Bringing Automated Rollbacks to 2,100+ services at Monzo

Hey everyone, I’m Will :wave: I work in the Backend Platform team at Monzo.

My colleague Joseph and I have written about how our team brought automated rollbacks to our deployment system. This is the most substantial change we’ve made to our deployment system in some time, so it was not without its challenges!

At the heart of this new feature is Argo Rollouts - a Kubernetes extension that supports advanced deployment strategies. In this post we dig into how we integrated Argo Rollouts with our existing deployment tooling, while keeping the Monzo delight factor. We show how we migrated all 2,000+ services to this new system and discuss the lessons we learnt along the way.

We’d love to hear your thoughts and questions.

13 Likes

Really interesting article. Thanks for going into the detail.

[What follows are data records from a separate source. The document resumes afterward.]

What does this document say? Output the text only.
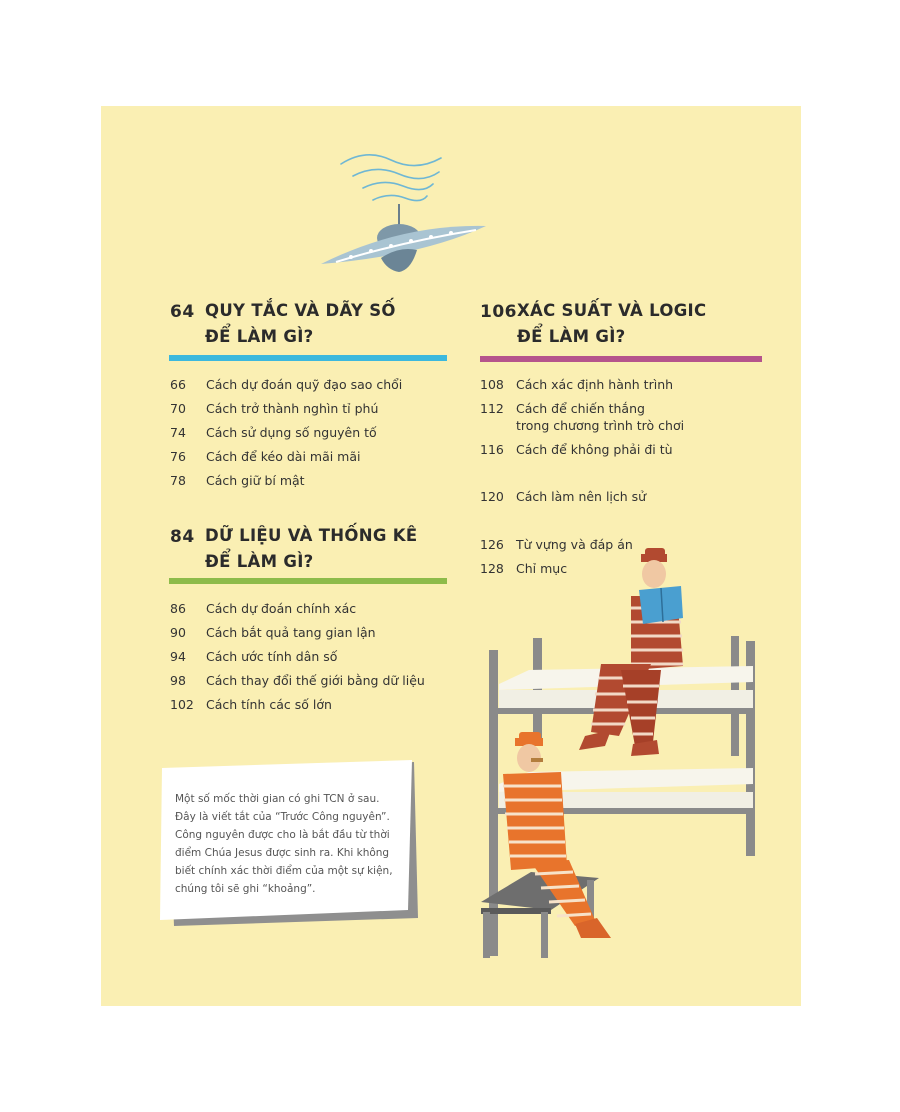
64 QUY TẮC VÀ DÃY SỐ
ĐỂ LÀM GÌ?
66	Cách dự đoán quỹ đạo sao chổi
70	Cách trở thành nghìn tỉ phú
74	Cách sử dụng số nguyên tố
76	Cách để kéo dài mãi mãi
78	Cách giữ bí mật
84 DỮ LIỆU VÀ THỐNG KÊ
ĐỂ LÀM GÌ?
86	Cách dự đoán chính xác
90	Cách bắt quả tang gian lận
94	Cách ước tính dân số
98	Cách thay đổi thế giới bằng dữ liệu
102 Cách tính các số lớn
106 XÁC SUẤT VÀ LOGIC
ĐỂ LÀM GÌ?
108 Cách xác định hành trình
112 Cách để chiến thắng
trong chương trình trò chơi
116 Cách để không phải đi tù
120 Cách làm nên lịch sử
126 Từ vựng và đáp án
128 Chỉ mục
Một số mốc thời gian có ghi TCN ở sau.
Đây là viết tắt của “Trước Công nguyên”.
Công nguyên được cho là bắt đầu từ thời
điểm Chúa Jesus được sinh ra. Khi không
biết chính xác thời điểm của một sự kiện,
chúng tôi sẽ ghi “khoảng”.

One question - I think from googling, Prometheus metrics is a tool? If so what metrics do you use to track things. DORA?

1 Like

Yes, we use Prometheus for metrics.

I wrote a bit about engineering effectiveness metrics we track here - there’s definitely room for improvement here. For those kind of metrics we use the data in our data warehouse (BigQuery / dbt / Looker).

2 Likes

Thanks for the reply, and also for the link, super interesting. I’m an agile coach by trade, and a bit of a DevOps geek on the side, so I found that really interesting.

I had always thought of DORA metrics as useful to track service delivery, but not always uptime etc, but that link to the thread really went into some good detail.

4 Likes